Que diriez-vous aux personnes qui n’ont pas encore pu s’assumer ou ne peuvent pas le faire ?
À ces personnes, je leur dis : Bon courage. C’est dur, c’est très dur de s’assumer. Et plus on est visible, plus il y a des personnes qui sont contre nous. La montée de l’extrême droite en ce moment nous fait peur. Moi, quand j’ai ouvert la profession de foi de Reconquête et que j’ai vu que, noir sur blanc, il y avait écrit qu’ils vont se battre contre les LGBT, je trouve ça horrible, ça me donne encore des frissons. Alors courage, mais surtout faites-le à votre propre rythme, parce que le plus important, c’est de se mettre soi-même en sécurité.
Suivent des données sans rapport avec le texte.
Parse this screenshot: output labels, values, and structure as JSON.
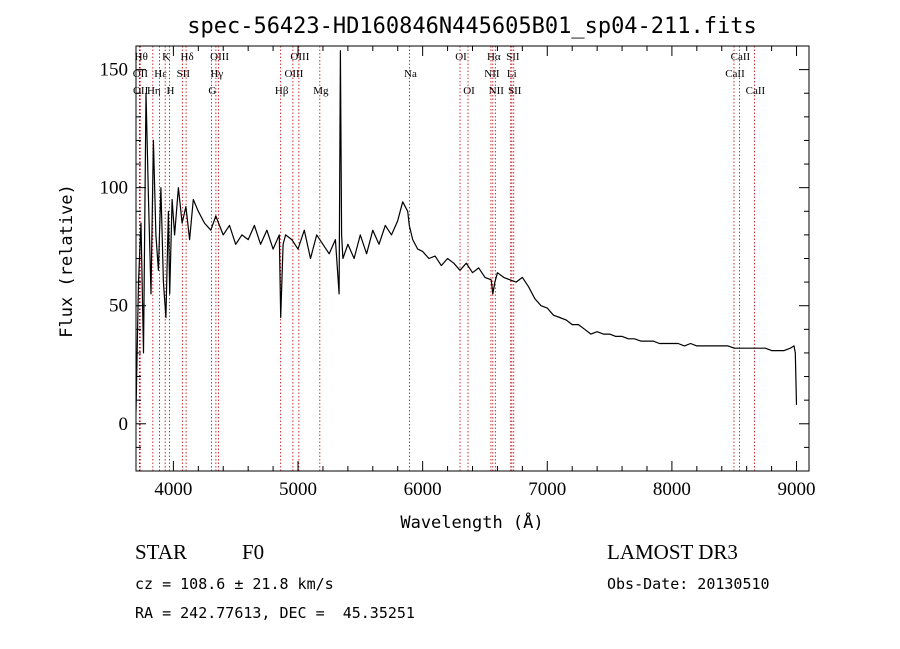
{
  "chart_data": {
    "type": "line",
    "title": "spec-56423-HD160846N445605B01_sp04-211.fits",
    "xlabel": "Wavelength (Å)",
    "ylabel": "Flux (relative)",
    "xlim": [
      3700,
      9100
    ],
    "ylim": [
      -20,
      160
    ],
    "xticks": [
      4000,
      5000,
      6000,
      7000,
      8000,
      9000
    ],
    "yticks": [
      0,
      50,
      100,
      150
    ],
    "series": [
      {
        "name": "flux",
        "x": [
          3700,
          3720,
          3740,
          3760,
          3780,
          3800,
          3820,
          3840,
          3860,
          3880,
          3900,
          3920,
          3940,
          3960,
          3970,
          3990,
          4010,
          4040,
          4070,
          4100,
          4130,
          4160,
          4200,
          4250,
          4300,
          4340,
          4400,
          4450,
          4500,
          4550,
          4600,
          4650,
          4700,
          4750,
          4800,
          4850,
          4861,
          4880,
          4900,
          4950,
          5000,
          5050,
          5100,
          5150,
          5200,
          5250,
          5300,
          5330,
          5340,
          5350,
          5360,
          5400,
          5450,
          5500,
          5550,
          5600,
          5650,
          5700,
          5750,
          5800,
          5840,
          5880,
          5893,
          5920,
          5960,
          6000,
          6050,
          6100,
          6150,
          6200,
          6250,
          6300,
          6350,
          6400,
          6450,
          6500,
          6550,
          6563,
          6580,
          6600,
          6650,
          6700,
          6750,
          6800,
          6850,
          6900,
          6950,
          7000,
          7050,
          7100,
          7150,
          7200,
          7250,
          7300,
          7350,
          7400,
          7450,
          7500,
          7550,
          7600,
          7650,
          7700,
          7750,
          7800,
          7850,
          7900,
          7950,
          8000,
          8050,
          8100,
          8150,
          8200,
          8250,
          8300,
          8350,
          8400,
          8450,
          8500,
          8550,
          8600,
          8650,
          8700,
          8750,
          8800,
          8850,
          8900,
          8950,
          8980,
          8990,
          9000
        ],
        "values": [
          5,
          60,
          85,
          30,
          140,
          95,
          55,
          120,
          80,
          65,
          100,
          60,
          45,
          90,
          55,
          95,
          80,
          100,
          85,
          92,
          78,
          95,
          90,
          85,
          82,
          88,
          80,
          84,
          76,
          80,
          78,
          84,
          76,
          82,
          74,
          80,
          45,
          76,
          80,
          78,
          74,
          82,
          70,
          80,
          76,
          72,
          78,
          55,
          158,
          80,
          70,
          76,
          70,
          80,
          72,
          82,
          76,
          84,
          80,
          86,
          94,
          90,
          84,
          78,
          74,
          73,
          70,
          71,
          67,
          70,
          68,
          65,
          68,
          64,
          66,
          62,
          61,
          55,
          60,
          64,
          62,
          61,
          60,
          62,
          58,
          53,
          50,
          49,
          46,
          45,
          44,
          42,
          42,
          40,
          38,
          39,
          38,
          38,
          37,
          37,
          36,
          36,
          35,
          35,
          35,
          34,
          34,
          34,
          34,
          33,
          34,
          33,
          33,
          33,
          33,
          33,
          33,
          32,
          32,
          32,
          32,
          32,
          32,
          31,
          31,
          31,
          32,
          33,
          30,
          8
        ]
      }
    ],
    "line_markers": [
      {
        "name": "OII",
        "wavelength": 3727,
        "row": 2
      },
      {
        "name": "Hθ",
        "wavelength": 3734,
        "row": 1
      },
      {
        "name": "OII",
        "wavelength": 3729,
        "row": 3
      },
      {
        "name": "Hη",
        "wavelength": 3835,
        "row": 3
      },
      {
        "name": "Hε",
        "wavelength": 3889,
        "row": 2
      },
      {
        "name": "K",
        "wavelength": 3934,
        "row": 1
      },
      {
        "name": "H",
        "wavelength": 3969,
        "row": 3
      },
      {
        "name": "SII",
        "wavelength": 4072,
        "row": 2
      },
      {
        "name": "Hδ",
        "wavelength": 4102,
        "row": 1
      },
      {
        "name": "G",
        "wavelength": 4305,
        "row": 3
      },
      {
        "name": "Hγ",
        "wavelength": 4341,
        "row": 2
      },
      {
        "name": "OIII",
        "wavelength": 4363,
        "row": 1
      },
      {
        "name": "Hβ",
        "wavelength": 4861,
        "row": 3
      },
      {
        "name": "OIII",
        "wavelength": 4959,
        "row": 2
      },
      {
        "name": "OIII",
        "wavelength": 5007,
        "row": 1
      },
      {
        "name": "Mg",
        "wavelength": 5175,
        "row": 3
      },
      {
        "name": "Na",
        "wavelength": 5894,
        "row": 2
      },
      {
        "name": "OI",
        "wavelength": 6300,
        "row": 1
      },
      {
        "name": "OI",
        "wavelength": 6364,
        "row": 3
      },
      {
        "name": "NII",
        "wavelength": 6548,
        "row": 2
      },
      {
        "name": "Hα",
        "wavelength": 6563,
        "row": 1
      },
      {
        "name": "NII",
        "wavelength": 6583,
        "row": 3
      },
      {
        "name": "Li",
        "wavelength": 6707,
        "row": 2
      },
      {
        "name": "SII",
        "wavelength": 6716,
        "row": 1
      },
      {
        "name": "SII",
        "wavelength": 6731,
        "row": 3
      },
      {
        "name": "CaII",
        "wavelength": 8498,
        "row": 2
      },
      {
        "name": "CaII",
        "wavelength": 8542,
        "row": 1
      },
      {
        "name": "CaII",
        "wavelength": 8662,
        "row": 3
      }
    ],
    "colors": {
      "spectrum": "#000000",
      "markers": "#c00000",
      "axes": "#000000"
    }
  },
  "info": {
    "object_class": "STAR",
    "subclass": "F0",
    "survey": "LAMOST DR3",
    "redshift": "cz = 108.6 ± 21.8 km/s",
    "obs_date": "Obs-Date: 20130510",
    "coords": "RA = 242.77613, DEC =  45.35251"
  }
}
Si on ne l’est pas, on n’arrivera pas à se sentir soi-même envers les autres.
Quelles sont tes inspirations Beauté ?
Mes inspirations Beauté, c’est de se maquiller pour le dernier rang du théâtre. Moi, je veux que ça se voit ! Je m’inspire aussi des drags qui pratiquent la transformation. Le meilleur compliment que l’on puisse me faire si on me voit en civil, c’est de me dire : "Je ne t’aurais jamais reconnue !". Mon produit de maquillage avec lequel je ne peux pas sortir de chez moi, c’est le fond de teint Fenty Beauty, le Pro Filter Mat, c’est ma base de teint. Parce que quand on met plusieurs couches de maquillages, il faut que la base soit "clean", sinon quand on rajoute le reste du maquillage, le résultat n’est pas beau. Ce produit, c’est celui que j’ai mis le plus de temps à chercher pour avoir de la bonne qualité.